Burger King Closes 89 Stores In Germany Due To Scandal


On Wednesday, Burger King announced that it would be closing the doors to 89 franchised outlets in Germany.

The closures are a result of a poor hygiene scandal. The closures are effective immediately. Germany has 700 outlets. With the closures, more than 3,000 employees face unemployment and uncertain futures.

Following earlier reports of poor hygiene, the fast food giant announced Wednesday that it was terminating contracts for 89 franchised outlets because of continued poor treatment of staff.

“The difficult, but necessary decision was taken after Yi-Ko repeatedly failed to observe contractually fixed working conditions for its 3,000 restaurant staff”, a Burger King Representative said reports The Local.

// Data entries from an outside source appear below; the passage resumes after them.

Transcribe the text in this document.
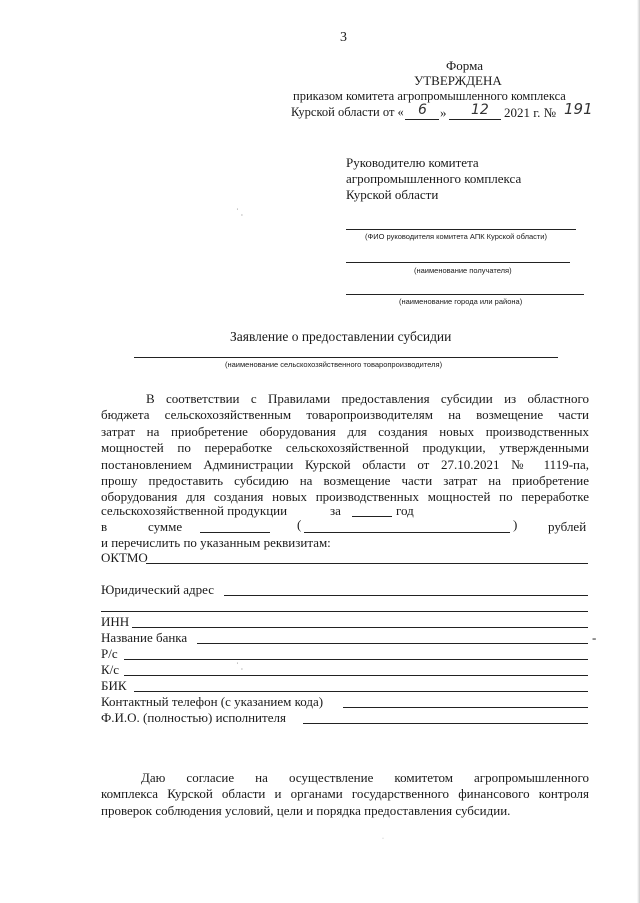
3
Форма
УТВЕРЖДЕНА
приказом комитета агропромышленного комплекса
Курской области от « 6 » 12 2021 г. № 191
Руководителю комитета
агропромышленного комплекса
Курской области
˙ ⸒
(ФИО руководителя комитета АПК Курской области)
(наименование получателя)
(наименование города или района)
Заявление о предоставлении субсидии
(наименование сельскохозяйственного товаропроизводителя)
В соответствии с Правилами предоставления субсидии из областного
бюджета сельскохозяйственным товаропроизводителям на возмещение части
затрат на приобретение оборудования для создания новых производственных
мощностей по переработке сельскохозяйственной продукции, утвержденными
постановлением Администрации Курской области от 27.10.2021 № 1119-па,
прошу предоставить субсидию на возмещение части затрат на приобретение
оборудования для создания новых производственных мощностей по переработке
сельскохозяйственной продукции	за	год
в	сумме	(	) рублей
и перечислить по указанным реквизитам:
ОКТМО
Юридический адрес
ИНН
Название банка	-
Р/с
К/с	˙ ⸒
БИК
Контактный телефон (с указанием кода)
Ф.И.О. (полностью) исполнителя
Даю согласие на осуществление комитетом агропромышленного
комплекса Курской области и органами государственного финансового контроля
проверок соблюдения условий, цели и порядка предоставления субсидии.
·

Several of the outlets set to close were already temporarily shut down for improvements to its hygiene standards and working conditions.

A undercover report by the RTL television channel says that expired food products were being labeled as fresh, and burgers were being left to warm under warming lights for hours instead of grilled fresh as the franchise advertises.

Some of the other sanitary violations cited include personnel cleaning the toilets, and then preparing the food without properly changing and cleaning themselves up.

The head of Germany’s biggest Burger King franchise quit back in May after the undercover report, exposing poor hygiene and bad working conditions at the fast food chain’s outlets became public.

“After the hygiene scandal in May there were many improvements, but since the summer there were fresh breaches of existing agreements,” Andreas Bork, head of Burger King German operations said.

Yi-Ko also reportedly withheld employees’ holiday pay, bonuses, and sick pay, reports Dailysabah.

“We are now putting an end to it with this decision,” added Bork.

The hygiene scandal in one of Burger King’s biggest franchises has hit the America food chain right where it hurts, in the wallet. The branches have reported revenue losses and a drop in customers.

“It’s hit us hard. We’re seeing revenue losses in many German branches,” Bork said in a recent newspaper interview.

Bork said the franchise is hopeful it can win back its customers by being transparent and improving on its hygiene.

Burger King plans to bring in an outside organization, most likely a health and safety watchdog, to ensure improvements in its German restaurants.

Yi-Ko Holdings runs 91 of Germany’s 671 Burger Kings. The fallout has hit the chain nationwide. Bork says that many well-run restaurants are feeling the effects.

The other 599 restaurants in Germany are expected to continue operating as normal.